Backing up a touch, we left Isla Isabela yesterday morning and had a lovely short, eventful sail across to the mainland (see previous post for details). The bay here in Matanchen is a 180 degree contrast from our last hooking spot. It’s amazingly wide and shallow with a slooooowly sloping sandy bottom. We entered the bay proper with a mere 30 feet of water reading on the depth finder. Two miles further into the bay, yet still pretty far from shore, we still had 10 feet of water under us. Very unusual but we’ll take it. This flat, wide open sand bottom means we can drop the hook wherever the heck we want and the boat could drag hundreds of feet before we’d have an issue. A refreshing change from Isabela where 50 feet in the wrong direction would have resulted in a close encounter with hull crunching rock.
Arriving a couple hours before sundown we were excited to kayak ashore for the promised hammock and cerveza time. Paddling up to shore, we were happy to see a restauranteur walking down to the water to greet us newcomers and lead us to a table. We were less thrilled with the MILLIONS of Jejene bugs that accompanied him. To the amusement of our new friend we hopped out of our boats and both immediately performed an athletic jumpy slappy dance on the beach while diving in the dry bag for bug spray.

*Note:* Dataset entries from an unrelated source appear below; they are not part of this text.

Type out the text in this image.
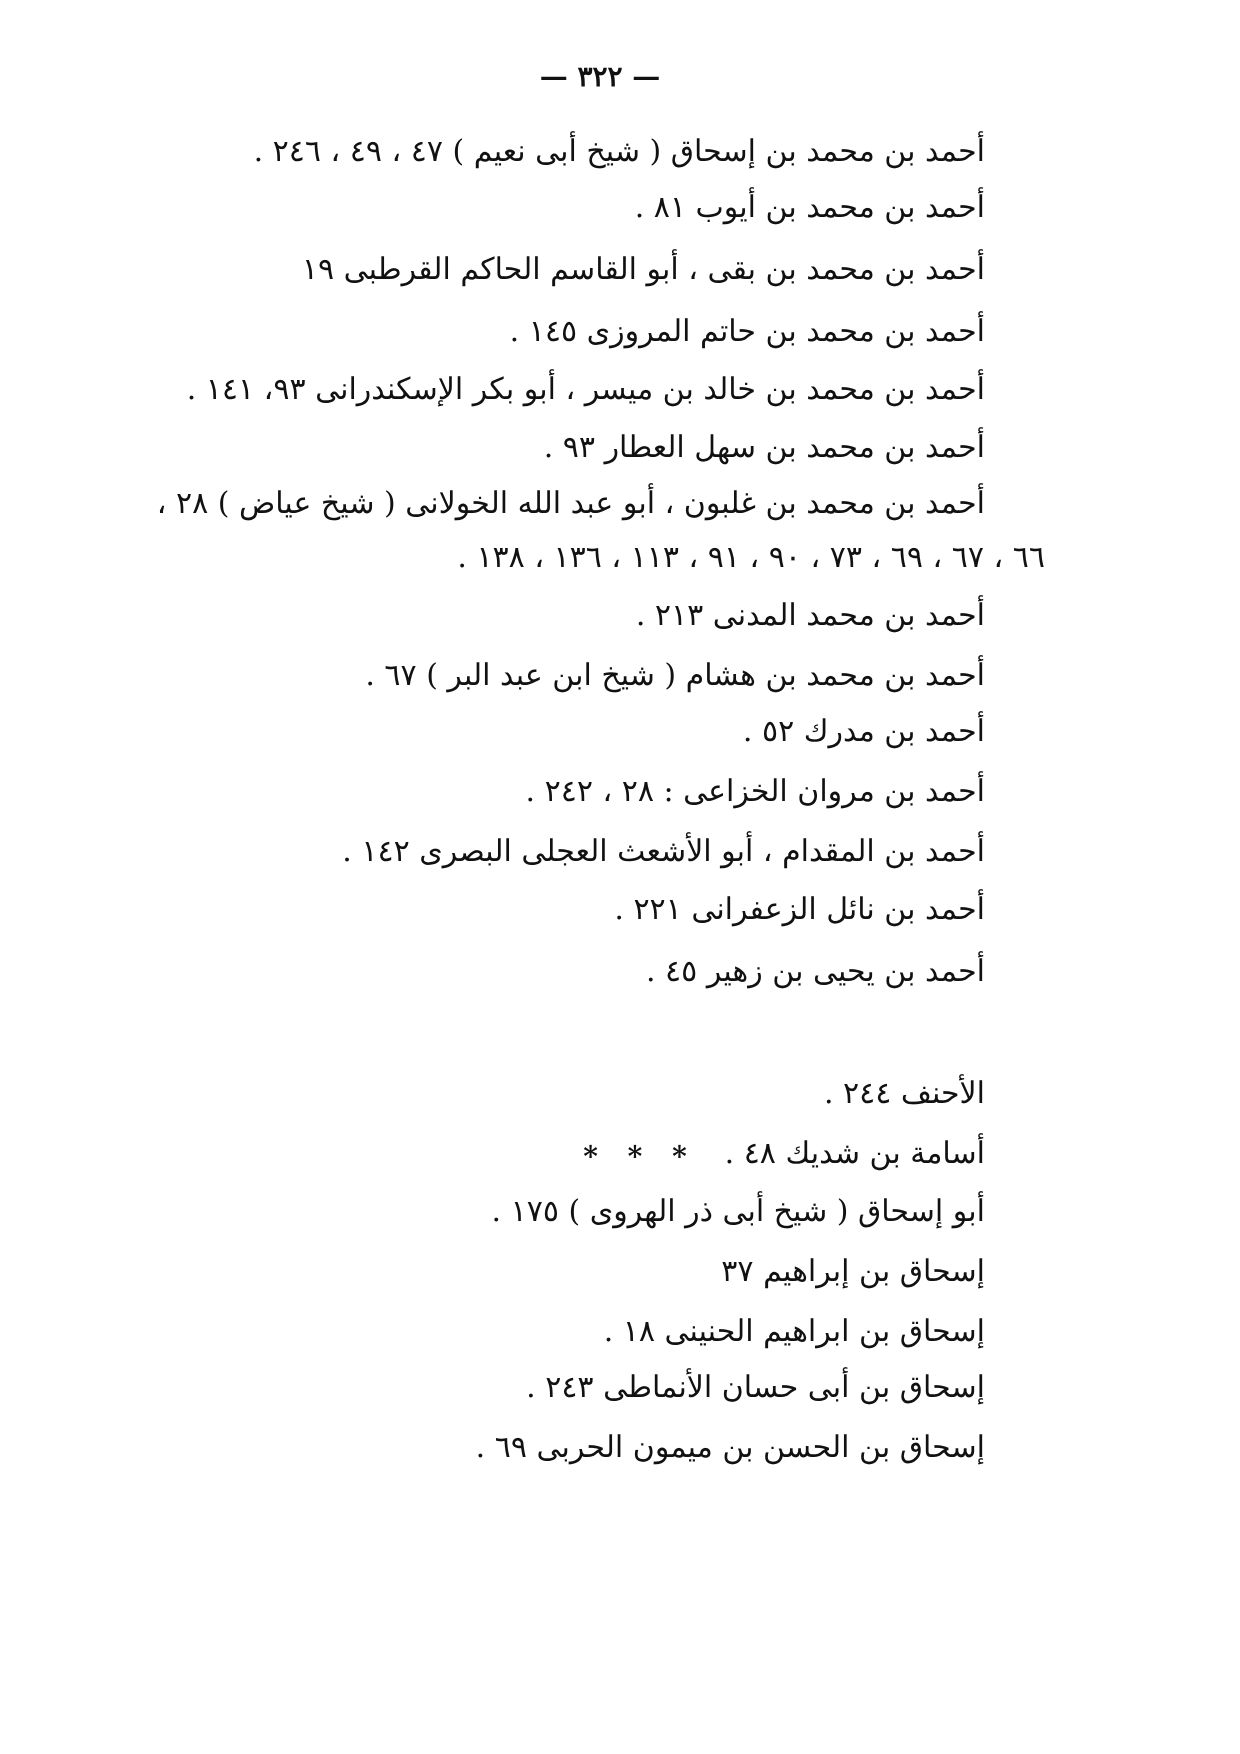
— ٣٢٢ —
أحمد بن محمد بن إسحاق ( شيخ أبى نعيم ) ٤٧ ، ٤٩ ، ٢٤٦ .
أحمد بن محمد بن أيوب ٨١ .
أحمد بن محمد بن بقى ، أبو القاسم الحاكم القرطبى ١٩
أحمد بن محمد بن حاتم المروزى ١٤٥ .
أحمد بن محمد بن خالد بن ميسر ، أبو بكر الإسكندرانى ٩٣، ١٤١ .
أحمد بن محمد بن سهل العطار ٩٣ .
أحمد بن محمد بن غلبون ، أبو عبد الله الخولانى ( شيخ عياض ) ٢٨ ،
٦٦ ، ٦٧ ، ٦٩ ، ٧٣ ، ٩٠ ، ٩١ ، ١١٣ ، ١٣٦ ، ١٣٨ .
أحمد بن محمد المدنى ٢١٣ .
أحمد بن محمد بن هشام ( شيخ ابن عبد البر ) ٦٧ .
أحمد بن مدرك ٥٢ .
أحمد بن مروان الخزاعى : ٢٨ ، ٢٤٢ .
أحمد بن المقدام ، أبو الأشعث العجلى البصرى ١٤٢ .
أحمد بن نائل الزعفرانى ٢٢١ .
أحمد بن يحيى بن زهير ٤٥ .
* * *
الأحنف ٢٤٤ .
أسامة بن شديك ٤٨ .
أبو إسحاق ( شيخ أبى ذر الهروى ) ١٧٥ .
إسحاق بن إبراهيم ٣٧
إسحاق بن ابراهيم الحنينى ١٨ .
إسحاق بن أبى حسان الأنماطى ٢٤٣ .
إسحاق بن الحسن بن ميمون الحربى ٦٩ .
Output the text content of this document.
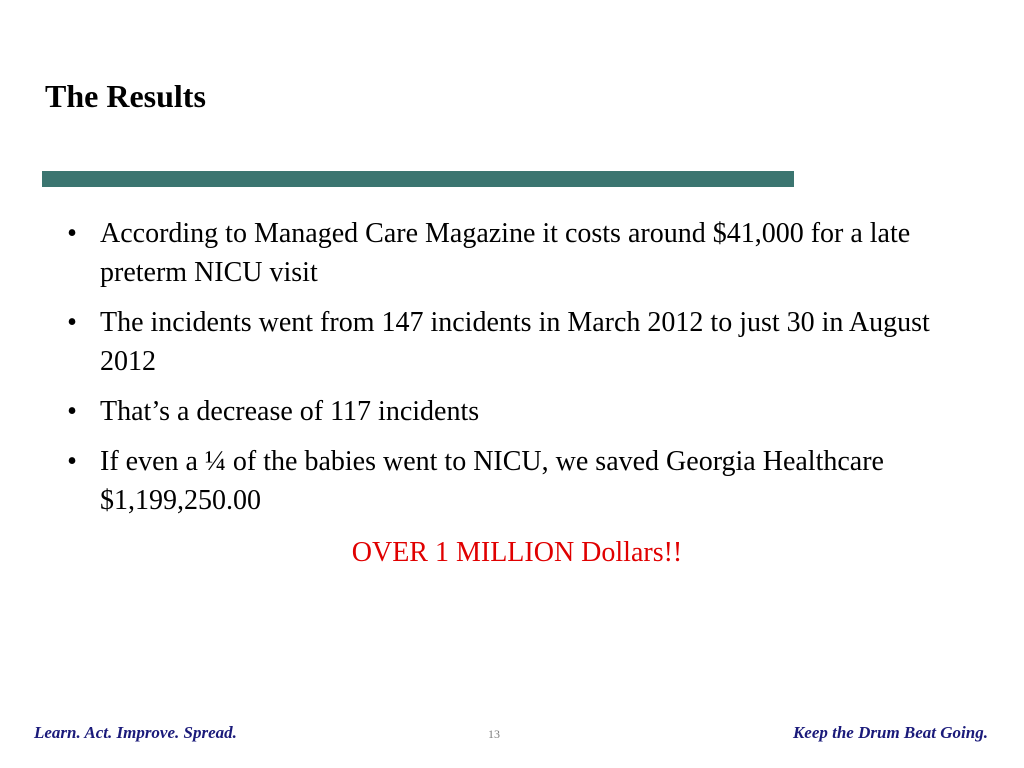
The Results
• According to Managed Care Magazine it costs around $41,000 for a late preterm NICU visit
• The incidents went from 147 incidents in March 2012 to just 30 in August 2012
• That’s a decrease of 117 incidents
• If even a ¼ of the babies went to NICU, we saved Georgia Healthcare $1,199,250.00
OVER 1 MILLION Dollars!!
Learn. Act. Improve. Spread.	13	Keep the Drum Beat Going.
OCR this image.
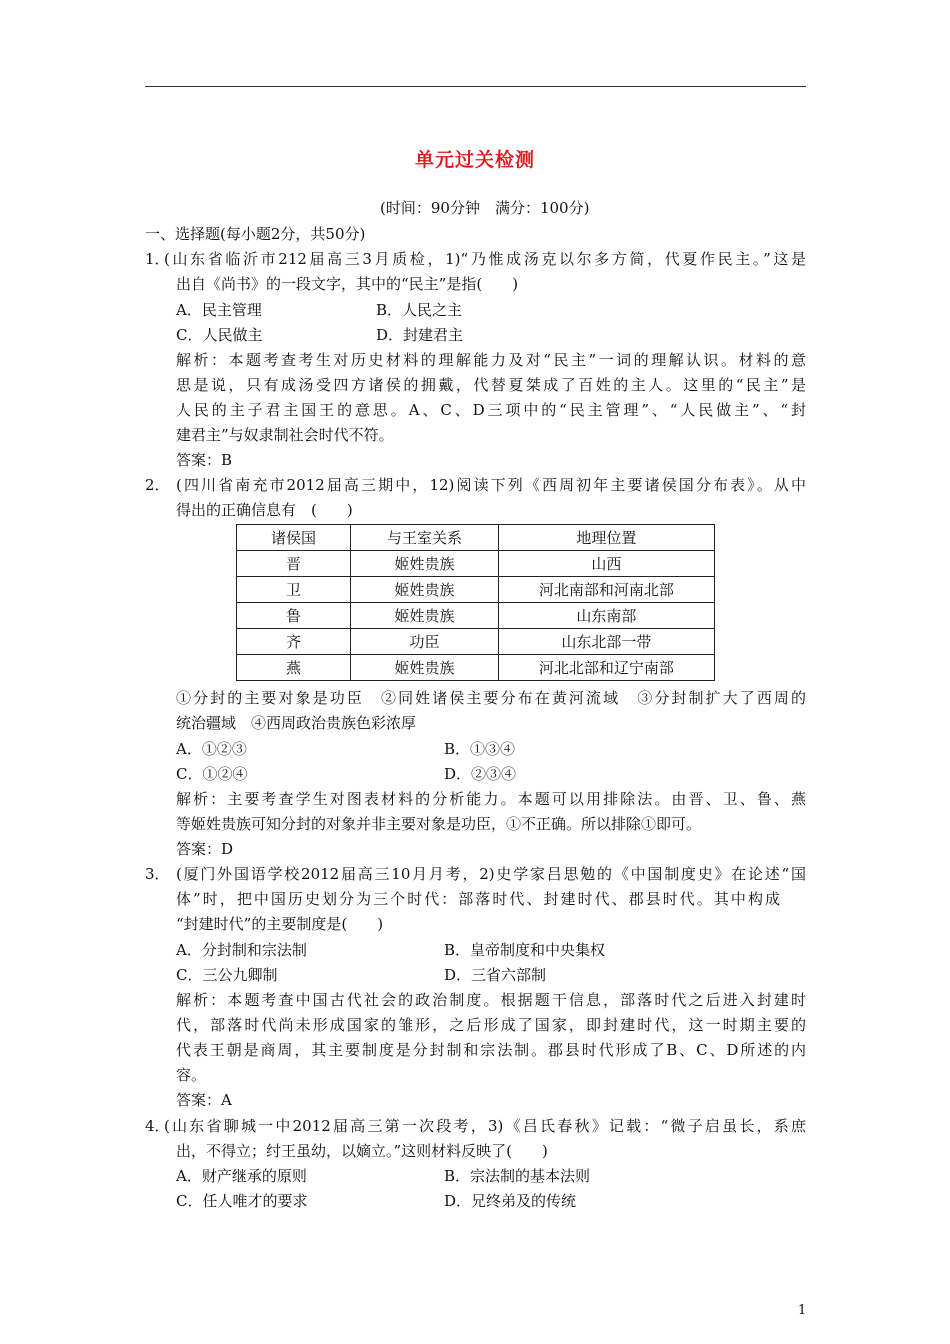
单元过关检测
(时间：90分钟　满分：100分)
一、选择题(每小题2分，共50分)
1．
(山东省临沂市212届高三3月质检，1)“乃惟成汤克以尔多方简，代夏作民主。”这是
出自《尚书》的一段文字，其中的“民主”是指(　　)
A．民主管理	B．人民之主
C．人民做主	D．封建君主
解析：本题考查考生对历史材料的理解能力及对“民主”一词的理解认识。材料的意
思是说，只有成汤受四方诸侯的拥戴，代替夏桀成了百姓的主人。这里的“民主”是
人民的主子君主国王的意思。A、C、D三项中的“民主管理”、“人民做主”、“封
建君主”与奴隶制社会时代不符。
答案：B
2． (四川省南充市2012届高三期中，12)阅读下列《西周初年主要诸侯国分布表》。从中
得出的正确信息有　(　　)
诸侯国	与王室关系	地理位置
晋	姬姓贵族	山西
卫	姬姓贵族	河北南部和河南北部
鲁	姬姓贵族	山东南部
齐	功臣	山东北部一带
燕	姬姓贵族	河北北部和辽宁南部
①分封的主要对象是功臣　②同姓诸侯主要分布在黄河流域　③分封制扩大了西周的
统治疆域　④西周政治贵族色彩浓厚
A．①②③	B．①③④
C．①②④	D．②③④
解析：主要考查学生对图表材料的分析能力。本题可以用排除法。由晋、卫、鲁、燕
等姬姓贵族可知分封的对象并非主要对象是功臣，①不正确。所以排除①即可。
答案：D
3． (厦门外国语学校2012届高三10月月考，2)史学家吕思勉的《中国制度史》在论述“国
体”时，把中国历史划分为三个时代：部落时代、封建时代、郡县时代。其中构成
“封建时代”的主要制度是(　　)
A．分封制和宗法制	B．皇帝制度和中央集权
C．三公九卿制	D．三省六部制
解析：本题考查中国古代社会的政治制度。根据题干信息，部落时代之后进入封建时
代，部落时代尚未形成国家的雏形，之后形成了国家，即封建时代，这一时期主要的
代表王朝是商周，其主要制度是分封制和宗法制。郡县时代形成了B、C、D所述的内
容。
答案：A
4．
(山东省聊城一中2012届高三第一次段考，3)《吕氏春秋》记载：“微子启虽长，系庶
出，不得立；纣王虽幼，以嫡立。”这则材料反映了(　　)
A．财产继承的原则	B．宗法制的基本法则
C．任人唯才的要求	D．兄终弟及的传统
1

A New York minute after landing feet in the land o’ bug we were ready to turn tail and retreat to the boat, but our entrepreneurial greeter wasn’t letting patrons go so easily. He grabbed both kayaks and took off towards his kitchen where burning coconut husks we’re billowing smoke from a big tin bucket.
Being intrepid travellers, and very hungry, we decided to stick it out for the sake of fresh shrimp dinner. The burning coconut helped (some) and we ate fast. Cerveza and hammock time had to be forsaken to the BILLIONS of Jejenes wanting to feast on us, but the fresh shrimp his kitchen served up were worth the hundreds of bites we slathered with hydrocortizone back on board.
Not being the type to let TRILLIONS of blood sucking invisible bugs keep us down, the next morning we took bug spray showers and headed back to the beach. Destination: La Tovara, a fast panga tour through a mangrove swamp and jungle wilderness. A couple kilometers walk and two requests for directions in our broken spanish later we arrived at the dock and hopped into a panga for a fast, exciting ride through the mangroves.
No tour in mexico would be complete without a stop for lunch and this one didn’t disappoint. The panga dropped us at a lovely little spot overlooking a freshwater pool to lounge and watch the fish. We settled in, but couldn’t help but wonder about a loud hum coming from the back of the restaurant. Being hopelessly curious, I grabbed the camera and went to investigate. The reward for nosiness? A peek at mexican ingenuity. Mexico is a country with huge wealth discrepancies, and I always admire examples of people making the most of what they have. In the states this would be a building code crisis and shut down immediately. Here, it’s the only way the town gets freshwater.
We’re getting a bit itchy to move on, and more than a little itchy from the QUADRILLIONS of jejene’s here, so likely we will pull anchor and float down the way in a day or so. More posts when fun things happen!